JUNE memoir of the month: Good Morning, Monster.
Good Morning, Monster: A Therapist Shares Five Heroic Stories of Emotional Recovery is one of those rare, treasured booked I have not been able to put down. Catherine Gildiner, New York Times best-selling author and clinical psychologist, tells the story of five of her patients and what lead them to seek counseling. With the permission of each patient, Gildiner, recounts her therapy sessions with each individual, writing how their childhood was the direct correlation to each one’s personal struggles as an adult.

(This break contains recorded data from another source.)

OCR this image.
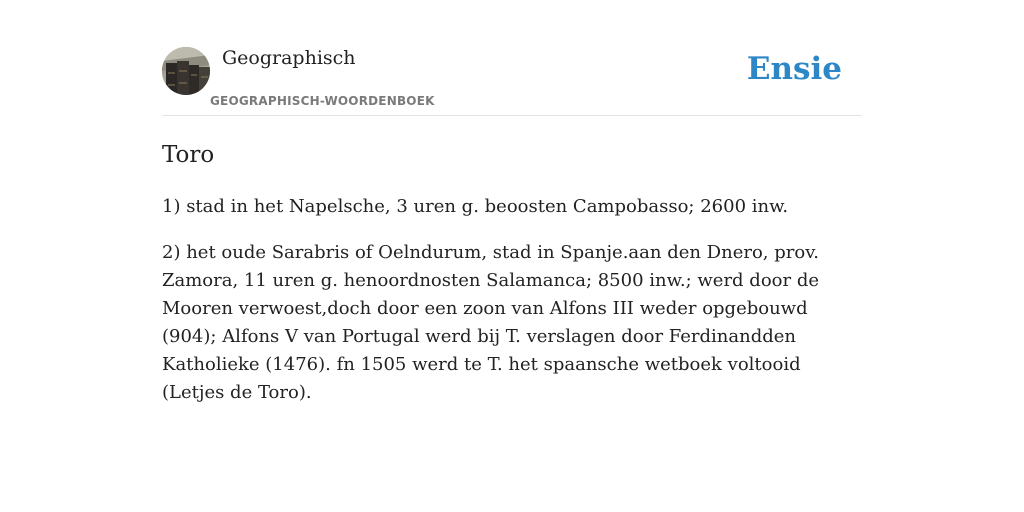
Geographisch
GEOGRAPHISCH-WOORDENBOEK
Ensie
Toro

1) stad in het Napelsche, 3 uren g. beoosten Campobasso; 2600 inw.

2) het oude Sarabris of Oelndurum, stad in Spanje.aan den Dnero, prov. Zamora, 11 uren g. henoordnosten Salamanca; 8500 inw.; werd door de Mooren verwoest,doch door een zoon van Alfons III weder opgebouwd (904); Alfons V van Portugal werd bij T. verslagen door Ferdinandden Katholieke (1476). fn 1505 werd te T. het spaansche wetboek voltooid (Letjes de Toro).
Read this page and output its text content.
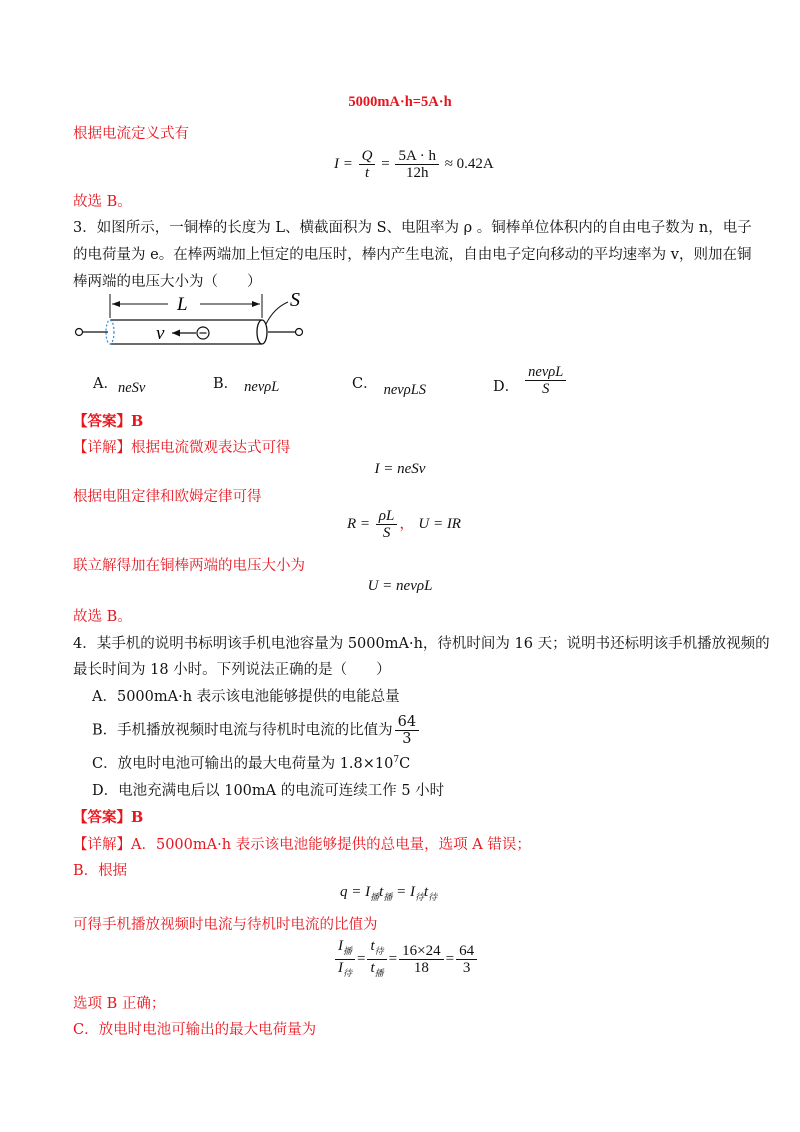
5000mA·h=5A·h
根据电流定义式有
$I = \frac{Q}{t} = \frac{5A \cdot h}{12h} \approx 0.42A$
故选 B。
3．如图所示，一铜棒的长度为 L、横截面积为 S、电阻率为 ρ 。铜棒单位体积内的自由电子数为 n，电子
的电荷量为 e。在棒两端加上恒定的电压时，棒内产生电流，自由电子定向移动的平均速率为 v，则加在铜
棒两端的电压大小为（　　）
L	S
v
A． neSv	B． nevρL	C． nevρLS	D． $\frac{\text{nevρL}}{S}$
【答案】B
【详解】根据电流微观表达式可得
I = neSv
根据电阻定律和欧姆定律可得
$R = \frac{\rho L}{S}$ ， U = IR
联立解得加在铜棒两端的电压大小为
U = nevρL
故选 B。
4．某手机的说明书标明该手机电池容量为 5000mA·h，待机时间为 16 天；说明书还标明该手机播放视频的
最长时间为 18 小时。下列说法正确的是（　　）
A．5000mA·h 表示该电池能够提供的电能总量
B．手机播放视频时电流与待机时电流的比值为 $\frac{64}{3}$
C．放电时电池可输出的最大电荷量为 $1.8\times 10^7C$
D．电池充满电后以 100mA 的电流可连续工作 5 小时
【答案】B
【详解】A．5000mA·h 表示该电池能够提供的总电量，选项 A 错误；
B．根据
$q = I_播t_播 = I_待t_待$
可得手机播放视频时电流与待机时电流的比值为
$\frac{I_播}{I_待} = \frac{t_待}{t_播} = \frac{16\times 24}{18} = \frac{64}{3}$
选项 B 正确；
C．放电时电池可输出的最大电荷量为
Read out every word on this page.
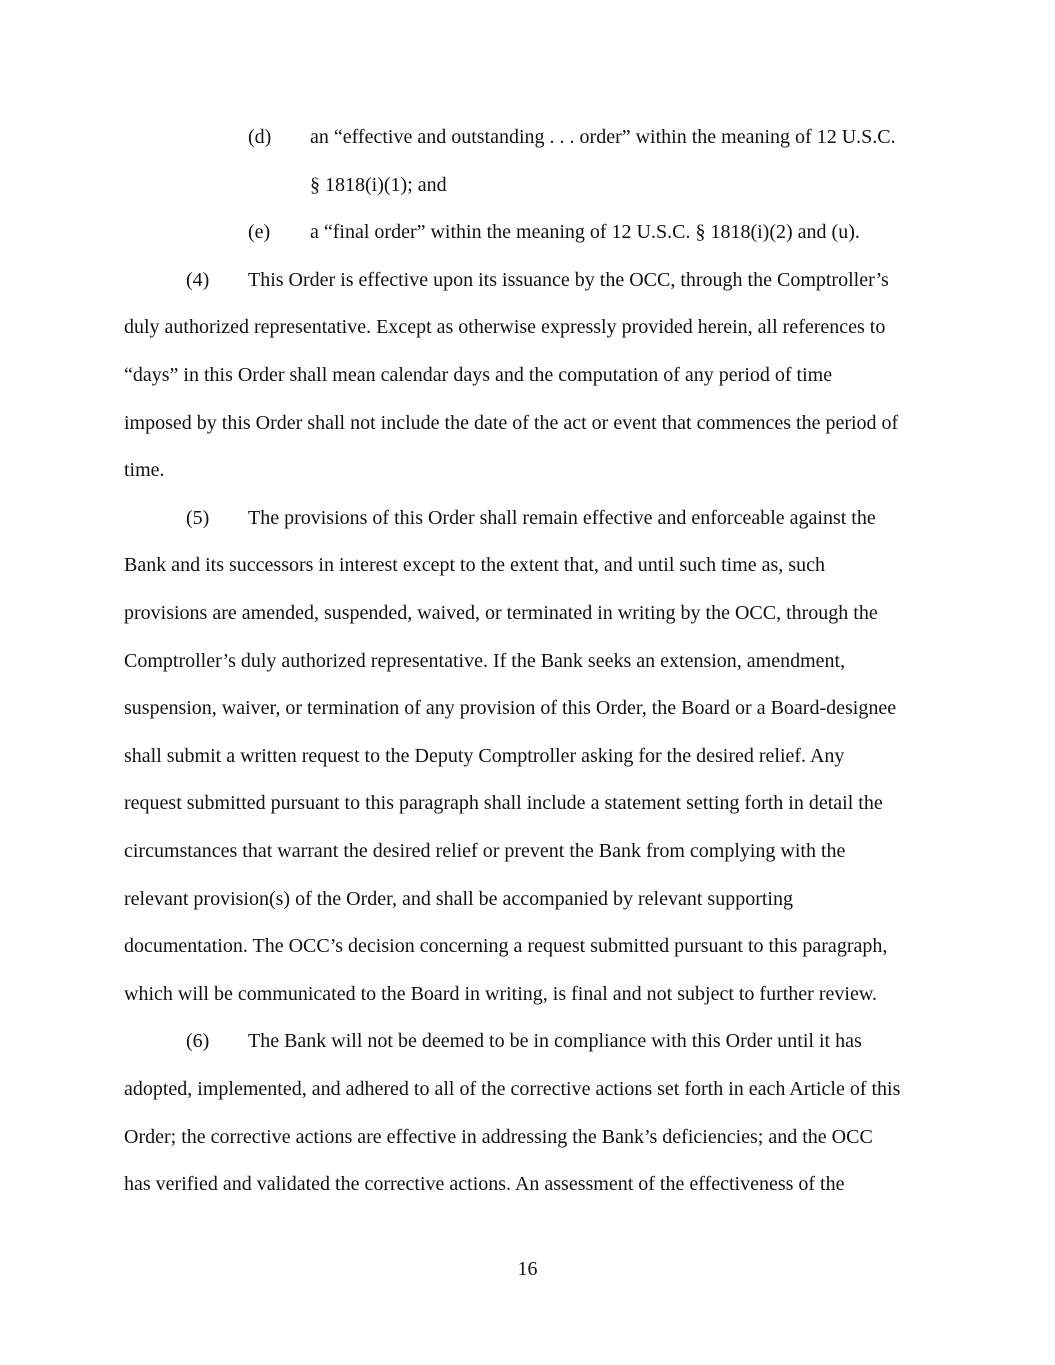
(d) an “effective and outstanding . . . order” within the meaning of 12 U.S.C.
§ 1818(i)(1); and
(e) a “final order” within the meaning of 12 U.S.C. § 1818(i)(2) and (u).
(4) This Order is effective upon its issuance by the OCC, through the Comptroller’s
duly authorized representative. Except as otherwise expressly provided herein, all references to
“days” in this Order shall mean calendar days and the computation of any period of time
imposed by this Order shall not include the date of the act or event that commences the period of
time.
(5) The provisions of this Order shall remain effective and enforceable against the
Bank and its successors in interest except to the extent that, and until such time as, such
provisions are amended, suspended, waived, or terminated in writing by the OCC, through the
Comptroller’s duly authorized representative. If the Bank seeks an extension, amendment,
suspension, waiver, or termination of any provision of this Order, the Board or a Board-designee
shall submit a written request to the Deputy Comptroller asking for the desired relief. Any
request submitted pursuant to this paragraph shall include a statement setting forth in detail the
circumstances that warrant the desired relief or prevent the Bank from complying with the
relevant provision(s) of the Order, and shall be accompanied by relevant supporting
documentation. The OCC’s decision concerning a request submitted pursuant to this paragraph,
which will be communicated to the Board in writing, is final and not subject to further review.
(6) The Bank will not be deemed to be in compliance with this Order until it has
adopted, implemented, and adhered to all of the corrective actions set forth in each Article of this
Order; the corrective actions are effective in addressing the Bank’s deficiencies; and the OCC
has verified and validated the corrective actions. An assessment of the effectiveness of the
16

We have a young girl in her 20s, an exceptionally hard worker, climbing the corporate ladder but revved up with constant anger. Where did all this anger come from? Then there is Danny, a stoic but gentle native-American whose wife and daughter just died but he can’t feel any emotions about the tragedy. He is completed numb. Where did his feelings go? Then there is the quiet, kind Asian man, desperate to date and get married but unable to look a women in the eyes without melting into a pool of anxiety. Why do women make him feel so self-conscious? These are a few of the stories that will grip your heart.
As each story progresses we learn how their youth contributed to their mental health struggles as an adult, but what is fascinating to read about is that these adults were not even aware they had childhood trauma. Their anger, silence, and anxiety came from their upbringing? It sure did. As the book progresses it’s impossible not to wonder how many adults are going through life unaware they have childhood trauma that is holding them back? And now a few more reasons you must read this memoir!
3 Reasons This Book Will Change Your Life :
1. You will learn about therapy techniques that actually work.
In the book, you will learn what therapy techniques Gildiner taught or encouraged her clients to do to help them overcome their anxiety, depression, and anger. The stories in this book not only gripped me, but I found this book to be almost more educational and healing than therapy sessions I’ve personally had.
2. You will see (with the right tools) a mental illness can be cured.
In our world today, it’s so easy to put power to sentences like “I live with anxiety” or “Depression is a part of my life,” but what if you decided not to own these taglines and instead worked to overcome these labels? That is just what these five individuals do. A daughter of alcoholics learns how to dissolve her anger, a son of immigrant parents overcomes all his anxiety, and an Indian man, overwhelmed by chronic depression, climbs out of it to become one of the most sought-after healers in Native groups. If you don’t believe a mental illness can be overcome, then it’s time to read this book.
3. You will find an appreciation for your upbringing, no matter how unconventional it was.
If you are stuck in how different you wish your childhood was, as we often are as adults, this book will help you to see it through a different lens, a more observant, less critical one. As a daughter of a mental health condition myself, I have had to sort out a great deal of anger among the adults around me who I felt could have done more for my mother when she was in the depths of her mental health challenges. Reading this book, helped me to see that we all have parts of our upbringing we wish were different, but learning to find what valuable skills we developed as a result of an unidyllic childhood is the KEY to abolishing our mental health challenges as an adult.